At the end of this course we are invited to study three artists whose work relates to some aspects considered in Module 6. One is Jae Maries, another is Barbara Lee Smith and the third may be an artist of our choice, and I thought of Sheila Hicks, one of the pioneering fiber artist of the Sixties and still working and exhibiting internationally.
Jae Maries, oil painter and textile artist from the UK
Personal website: www.jaemaries.com
Email address : email@example.com
Also featured in www.62group.org.uk/artist/jae-maries/ as a member of the 62 Group of Textile Artists
I discovered Jae Maries by buying a book of hers, CONTRASTING ELEMENTS, which is one of my favourite works on design and organized like an energetic workshop with very good photographs and stimulating exercises.
I very much enjoy her bold ideas and spontaneous style of work and have set up a Pinterest board dedicated to her on my account to which I am gradually adding images.
Jae Maries makes a frequent use of thumbnail sketches as an inspiration for her textile pieces which combine a variety of media, oil painting, dyeing, screen printing, strong hand stitches and free machine straight stitching with vigorous and striking results. Her main themes are people in the environment, landscapes and everyday life.
Here are some photos from her website:
Time Lines I and II
Barbara Lee Smith, mixed media and textile artist from the USA
Personal website: www.barbaraleesmith.com
Email address: firstname.lastname@example.org
Like as I did for Jae Maries, I have set up a board in her name on Pinterest and am adding images to it.
When looking at her intense pieces one can feel the salt, the ocean and the nature elements which give life to them. Land, sea and sky are always recognisable even if they are transformed and abstracted.
In her website Barbara Lee Smith explains in detail how her wall-hangings are made. I cite her own words:
Materials: I use only one material, an industrial grade polyester non-woven fabric. It looks like paper, but it is so tough, I can’t even tear it. It is my canvas on which I paint using Golden and Daniel Smith acrylics as well as silk-paint pigments, all chosen for light-fastness. Each finished piece attaches with Velcro to a wooden frame that is mounted behind the work, pushing it away from the wall so it appears to hover on the wall, casting its shadow. Process and Techniques: I make a painting on the material, then bond several layers together to form a heavy base on which to collage small elements of the same painted material that are heat-set in place.

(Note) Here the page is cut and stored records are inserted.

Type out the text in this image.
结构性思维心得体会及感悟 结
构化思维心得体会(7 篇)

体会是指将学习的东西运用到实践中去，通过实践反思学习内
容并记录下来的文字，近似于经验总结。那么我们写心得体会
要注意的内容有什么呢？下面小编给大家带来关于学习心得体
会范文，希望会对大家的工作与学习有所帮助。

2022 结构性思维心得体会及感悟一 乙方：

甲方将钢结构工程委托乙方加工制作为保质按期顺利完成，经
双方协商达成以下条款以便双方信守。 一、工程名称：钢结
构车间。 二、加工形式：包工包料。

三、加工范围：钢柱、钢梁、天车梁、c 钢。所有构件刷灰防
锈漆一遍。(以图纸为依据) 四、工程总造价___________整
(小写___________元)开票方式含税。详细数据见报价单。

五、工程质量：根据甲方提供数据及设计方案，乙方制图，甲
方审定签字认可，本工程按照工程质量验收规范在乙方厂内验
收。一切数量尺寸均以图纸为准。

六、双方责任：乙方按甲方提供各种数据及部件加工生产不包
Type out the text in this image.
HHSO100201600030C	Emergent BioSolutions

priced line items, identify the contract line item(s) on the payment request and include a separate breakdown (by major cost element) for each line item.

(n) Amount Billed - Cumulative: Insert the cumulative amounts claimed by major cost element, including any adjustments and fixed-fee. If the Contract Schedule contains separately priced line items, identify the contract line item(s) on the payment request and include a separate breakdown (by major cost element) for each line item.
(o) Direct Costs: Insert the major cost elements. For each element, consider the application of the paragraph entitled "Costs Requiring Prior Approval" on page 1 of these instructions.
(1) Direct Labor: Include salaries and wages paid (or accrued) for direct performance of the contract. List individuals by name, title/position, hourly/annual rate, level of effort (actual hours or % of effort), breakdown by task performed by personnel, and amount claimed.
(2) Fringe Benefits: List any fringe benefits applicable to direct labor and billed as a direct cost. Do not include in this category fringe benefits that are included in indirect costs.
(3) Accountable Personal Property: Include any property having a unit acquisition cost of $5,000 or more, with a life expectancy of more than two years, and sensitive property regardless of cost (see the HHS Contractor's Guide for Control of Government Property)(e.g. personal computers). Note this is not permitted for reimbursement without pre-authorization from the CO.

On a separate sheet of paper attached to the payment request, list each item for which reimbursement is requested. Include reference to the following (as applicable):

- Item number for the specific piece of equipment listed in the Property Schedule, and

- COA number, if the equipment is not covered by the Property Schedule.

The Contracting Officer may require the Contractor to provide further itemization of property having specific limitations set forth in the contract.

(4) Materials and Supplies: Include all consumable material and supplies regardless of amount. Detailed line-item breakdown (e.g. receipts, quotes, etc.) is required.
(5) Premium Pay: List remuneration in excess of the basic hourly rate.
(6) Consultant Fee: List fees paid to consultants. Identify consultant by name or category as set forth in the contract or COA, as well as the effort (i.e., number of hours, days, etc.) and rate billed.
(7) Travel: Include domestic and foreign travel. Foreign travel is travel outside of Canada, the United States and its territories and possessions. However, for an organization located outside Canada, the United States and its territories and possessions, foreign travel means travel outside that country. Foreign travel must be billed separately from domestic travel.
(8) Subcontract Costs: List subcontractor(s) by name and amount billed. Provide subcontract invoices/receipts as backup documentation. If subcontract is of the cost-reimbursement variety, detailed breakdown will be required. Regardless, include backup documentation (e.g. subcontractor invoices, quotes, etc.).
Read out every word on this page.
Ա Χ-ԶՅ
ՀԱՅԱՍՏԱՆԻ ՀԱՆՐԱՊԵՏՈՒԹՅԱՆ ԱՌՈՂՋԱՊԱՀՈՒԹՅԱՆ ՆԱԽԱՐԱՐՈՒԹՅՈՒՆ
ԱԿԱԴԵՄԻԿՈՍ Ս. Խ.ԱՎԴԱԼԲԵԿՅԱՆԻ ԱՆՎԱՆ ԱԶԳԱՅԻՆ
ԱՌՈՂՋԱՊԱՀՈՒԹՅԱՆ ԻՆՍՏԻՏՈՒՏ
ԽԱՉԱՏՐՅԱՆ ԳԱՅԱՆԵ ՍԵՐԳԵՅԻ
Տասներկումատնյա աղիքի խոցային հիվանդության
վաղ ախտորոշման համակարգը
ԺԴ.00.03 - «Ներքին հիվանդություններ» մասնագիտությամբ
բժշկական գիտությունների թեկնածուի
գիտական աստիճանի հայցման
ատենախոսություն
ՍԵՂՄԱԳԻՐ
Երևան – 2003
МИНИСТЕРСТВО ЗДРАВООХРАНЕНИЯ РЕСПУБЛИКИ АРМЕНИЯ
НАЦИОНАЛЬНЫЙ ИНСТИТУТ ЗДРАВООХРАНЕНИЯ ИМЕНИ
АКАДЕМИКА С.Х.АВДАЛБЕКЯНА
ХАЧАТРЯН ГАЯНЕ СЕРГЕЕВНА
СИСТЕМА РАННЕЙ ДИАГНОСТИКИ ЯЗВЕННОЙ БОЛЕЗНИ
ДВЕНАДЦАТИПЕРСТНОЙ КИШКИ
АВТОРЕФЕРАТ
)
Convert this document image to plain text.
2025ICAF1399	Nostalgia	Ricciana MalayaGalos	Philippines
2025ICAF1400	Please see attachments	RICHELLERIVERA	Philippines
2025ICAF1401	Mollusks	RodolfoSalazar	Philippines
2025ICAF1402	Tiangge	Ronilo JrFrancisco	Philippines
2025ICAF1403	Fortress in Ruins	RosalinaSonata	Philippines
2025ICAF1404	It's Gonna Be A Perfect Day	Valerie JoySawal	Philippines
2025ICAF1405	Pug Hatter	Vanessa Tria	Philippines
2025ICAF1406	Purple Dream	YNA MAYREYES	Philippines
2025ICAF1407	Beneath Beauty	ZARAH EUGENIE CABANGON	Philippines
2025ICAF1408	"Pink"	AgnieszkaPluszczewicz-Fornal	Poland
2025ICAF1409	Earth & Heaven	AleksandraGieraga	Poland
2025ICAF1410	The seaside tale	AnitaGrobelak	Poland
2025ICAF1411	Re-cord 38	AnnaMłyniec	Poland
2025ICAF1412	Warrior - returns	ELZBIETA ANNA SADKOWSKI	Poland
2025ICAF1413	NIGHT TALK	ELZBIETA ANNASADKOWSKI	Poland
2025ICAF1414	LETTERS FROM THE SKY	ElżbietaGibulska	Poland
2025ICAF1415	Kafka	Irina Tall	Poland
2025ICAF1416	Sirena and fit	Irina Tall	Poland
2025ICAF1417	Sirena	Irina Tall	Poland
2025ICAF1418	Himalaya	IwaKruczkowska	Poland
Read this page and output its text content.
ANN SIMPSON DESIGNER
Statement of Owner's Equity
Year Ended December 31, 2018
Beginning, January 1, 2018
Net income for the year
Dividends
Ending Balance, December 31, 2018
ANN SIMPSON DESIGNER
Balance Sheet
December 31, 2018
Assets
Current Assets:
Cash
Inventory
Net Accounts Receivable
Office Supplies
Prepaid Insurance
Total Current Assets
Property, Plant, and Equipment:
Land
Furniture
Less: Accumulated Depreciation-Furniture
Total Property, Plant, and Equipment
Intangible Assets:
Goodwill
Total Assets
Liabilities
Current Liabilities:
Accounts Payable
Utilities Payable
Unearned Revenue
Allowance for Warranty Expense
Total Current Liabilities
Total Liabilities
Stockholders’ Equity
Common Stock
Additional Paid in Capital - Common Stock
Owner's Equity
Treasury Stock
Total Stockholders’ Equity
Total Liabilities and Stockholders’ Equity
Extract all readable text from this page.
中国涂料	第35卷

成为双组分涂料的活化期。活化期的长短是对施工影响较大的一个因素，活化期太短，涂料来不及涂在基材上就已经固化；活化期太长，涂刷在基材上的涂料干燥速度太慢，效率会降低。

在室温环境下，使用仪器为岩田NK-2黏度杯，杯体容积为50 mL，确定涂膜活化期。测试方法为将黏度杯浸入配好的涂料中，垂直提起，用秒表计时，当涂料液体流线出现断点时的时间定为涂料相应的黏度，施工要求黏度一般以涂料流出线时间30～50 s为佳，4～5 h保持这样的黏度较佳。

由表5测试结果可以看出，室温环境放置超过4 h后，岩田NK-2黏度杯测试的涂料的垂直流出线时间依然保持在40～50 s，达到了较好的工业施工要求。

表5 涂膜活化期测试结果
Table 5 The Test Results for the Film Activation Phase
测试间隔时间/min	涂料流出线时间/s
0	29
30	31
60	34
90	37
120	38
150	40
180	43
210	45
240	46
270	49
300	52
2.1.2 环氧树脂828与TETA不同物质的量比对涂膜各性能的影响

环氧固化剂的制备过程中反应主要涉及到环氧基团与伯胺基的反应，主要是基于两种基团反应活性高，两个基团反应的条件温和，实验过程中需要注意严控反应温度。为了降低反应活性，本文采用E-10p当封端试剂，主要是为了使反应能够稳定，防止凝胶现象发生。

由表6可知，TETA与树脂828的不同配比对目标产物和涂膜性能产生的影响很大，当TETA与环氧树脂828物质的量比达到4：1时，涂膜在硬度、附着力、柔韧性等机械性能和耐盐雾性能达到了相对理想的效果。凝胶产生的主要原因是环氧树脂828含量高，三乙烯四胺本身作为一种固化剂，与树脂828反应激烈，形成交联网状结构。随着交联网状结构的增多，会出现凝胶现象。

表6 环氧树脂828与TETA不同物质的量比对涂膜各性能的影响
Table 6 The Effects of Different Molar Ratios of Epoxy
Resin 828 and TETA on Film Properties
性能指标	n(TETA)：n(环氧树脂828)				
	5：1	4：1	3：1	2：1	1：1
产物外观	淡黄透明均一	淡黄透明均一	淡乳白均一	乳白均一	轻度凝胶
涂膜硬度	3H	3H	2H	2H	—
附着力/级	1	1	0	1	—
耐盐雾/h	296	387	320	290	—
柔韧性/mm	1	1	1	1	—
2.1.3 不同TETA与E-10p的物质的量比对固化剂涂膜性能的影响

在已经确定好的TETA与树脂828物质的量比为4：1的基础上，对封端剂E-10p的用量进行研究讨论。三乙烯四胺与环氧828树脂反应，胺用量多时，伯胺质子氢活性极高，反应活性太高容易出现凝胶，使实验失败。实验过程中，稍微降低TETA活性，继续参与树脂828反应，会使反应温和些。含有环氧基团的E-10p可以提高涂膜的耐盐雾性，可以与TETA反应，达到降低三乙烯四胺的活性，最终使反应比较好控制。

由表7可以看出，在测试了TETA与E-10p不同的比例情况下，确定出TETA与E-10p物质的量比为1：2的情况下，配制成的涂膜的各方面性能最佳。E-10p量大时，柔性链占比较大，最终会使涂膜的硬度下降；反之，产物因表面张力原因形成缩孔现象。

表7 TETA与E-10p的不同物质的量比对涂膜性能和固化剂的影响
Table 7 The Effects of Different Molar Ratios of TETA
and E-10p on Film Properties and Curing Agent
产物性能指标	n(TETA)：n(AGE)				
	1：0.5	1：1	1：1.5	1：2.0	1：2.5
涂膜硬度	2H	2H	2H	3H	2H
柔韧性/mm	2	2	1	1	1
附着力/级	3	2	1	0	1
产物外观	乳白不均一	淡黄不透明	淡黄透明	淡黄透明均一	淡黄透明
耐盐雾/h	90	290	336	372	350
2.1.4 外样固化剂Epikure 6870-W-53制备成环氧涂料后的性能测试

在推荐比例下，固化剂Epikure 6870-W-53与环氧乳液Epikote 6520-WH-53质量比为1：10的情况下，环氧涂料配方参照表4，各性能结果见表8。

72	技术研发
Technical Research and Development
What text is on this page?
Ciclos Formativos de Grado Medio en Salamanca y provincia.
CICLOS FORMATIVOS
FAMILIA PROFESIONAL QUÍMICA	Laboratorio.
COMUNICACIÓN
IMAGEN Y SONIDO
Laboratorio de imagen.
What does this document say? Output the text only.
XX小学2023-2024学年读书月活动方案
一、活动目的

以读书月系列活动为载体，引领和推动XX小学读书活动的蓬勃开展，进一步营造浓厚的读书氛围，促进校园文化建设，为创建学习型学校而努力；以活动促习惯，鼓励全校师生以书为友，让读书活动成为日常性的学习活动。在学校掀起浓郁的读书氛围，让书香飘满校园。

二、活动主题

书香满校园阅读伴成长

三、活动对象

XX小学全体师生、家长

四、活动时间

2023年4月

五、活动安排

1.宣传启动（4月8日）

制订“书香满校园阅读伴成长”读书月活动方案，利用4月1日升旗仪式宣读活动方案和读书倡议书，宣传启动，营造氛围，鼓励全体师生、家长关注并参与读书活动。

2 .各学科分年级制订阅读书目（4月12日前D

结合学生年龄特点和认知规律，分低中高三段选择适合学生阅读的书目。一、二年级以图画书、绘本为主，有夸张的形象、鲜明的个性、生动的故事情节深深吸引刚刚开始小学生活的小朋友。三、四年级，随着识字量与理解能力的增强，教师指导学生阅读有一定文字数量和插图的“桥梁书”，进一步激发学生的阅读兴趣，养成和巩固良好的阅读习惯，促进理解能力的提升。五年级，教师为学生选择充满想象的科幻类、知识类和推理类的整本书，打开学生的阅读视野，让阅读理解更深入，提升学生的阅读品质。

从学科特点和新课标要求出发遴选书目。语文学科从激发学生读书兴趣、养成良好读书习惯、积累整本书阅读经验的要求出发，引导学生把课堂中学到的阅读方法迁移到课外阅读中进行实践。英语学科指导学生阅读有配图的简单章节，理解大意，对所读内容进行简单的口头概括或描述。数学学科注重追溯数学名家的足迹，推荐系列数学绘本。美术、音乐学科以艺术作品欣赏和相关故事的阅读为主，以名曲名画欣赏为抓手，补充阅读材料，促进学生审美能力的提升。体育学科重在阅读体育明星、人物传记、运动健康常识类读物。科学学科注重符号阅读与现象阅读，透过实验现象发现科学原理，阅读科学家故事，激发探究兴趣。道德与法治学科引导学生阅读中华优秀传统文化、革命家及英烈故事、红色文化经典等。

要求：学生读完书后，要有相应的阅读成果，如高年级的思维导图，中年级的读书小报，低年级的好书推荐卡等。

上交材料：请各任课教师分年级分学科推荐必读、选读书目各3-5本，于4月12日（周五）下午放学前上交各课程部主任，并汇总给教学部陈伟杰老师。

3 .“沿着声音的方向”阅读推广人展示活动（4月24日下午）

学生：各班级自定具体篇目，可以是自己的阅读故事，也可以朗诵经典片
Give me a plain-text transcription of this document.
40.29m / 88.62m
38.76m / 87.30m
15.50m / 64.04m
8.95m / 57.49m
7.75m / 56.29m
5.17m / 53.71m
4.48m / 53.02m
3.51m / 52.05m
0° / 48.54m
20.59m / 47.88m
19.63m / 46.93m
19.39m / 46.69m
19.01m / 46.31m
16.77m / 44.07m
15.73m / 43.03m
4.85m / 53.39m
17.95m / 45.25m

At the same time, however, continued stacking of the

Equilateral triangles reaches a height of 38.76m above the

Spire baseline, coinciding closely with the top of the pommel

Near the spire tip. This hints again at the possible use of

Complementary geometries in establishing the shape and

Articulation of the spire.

The final stage that literally and visually binds the work together is drawing with the sewing machine in lines that resemble a topographical map. I see this as a three-stage process of painting, collage and drawing to make the work. What do I call it? I call it art. Mixed Media is probably the simplest category.
Here are two images included in the gallery on her website www.barbaraleesmith.com
Sheila Hicks, weaver and textile sculptor from the USA
Sheila Hicks was born in Nebraska in 1934 and is one of the pioneering American fiber artists of the Sixties. Since then she has continued making and exhibiting her works of art internationally, in South and North America, Europe and Japan.
She graduated in painting at Yale University School Art and Architecture in the Fifties, studying with artists like Josef Albers, Rico Lebrun and Bernard Chaet. She also studied photography with Herbert Matter and another important influence was Albers’ wife, textile artist Anni Albers, with whom she shared a strong interest in South American textiles. She travelled widely throughout her life and moved to Paris in 1964.
Sheila Hicks creates textile pieces in many shapes and sizes, from miniature weavings to monumental sculptures that hang from ceiling to floor like columns. In 2006 in New York the Barden Graduate Center held an important exhibition of her small works, Weaving as a Metaphor. These small works are not only beautiful and vibrant but also fundamental in her daily artistic practice. These are her words on their meaning in a talk of 2004: ‘I found my voice and my footing in my small work. It enabled me to build bridges between art, design, architecture, and decorative arts.’
Three pieces from the exhibition catalogue
On the opposite end of the scale these are two examples of a recent exhibition of her monumental pieces in Whitney.
Installation view of Pillar of Inquiry/Supple Column at the Whitney Biennial, Sheila Hicks, 2013-2014. Photo: Bill Orcutt, source: ARCHITECTURAL DIGEST online edition, April 8, 2014
Some sources on Sheila Hicks on the Internet:
I have set up a board on Pinterest named after her which shows a good number of her works.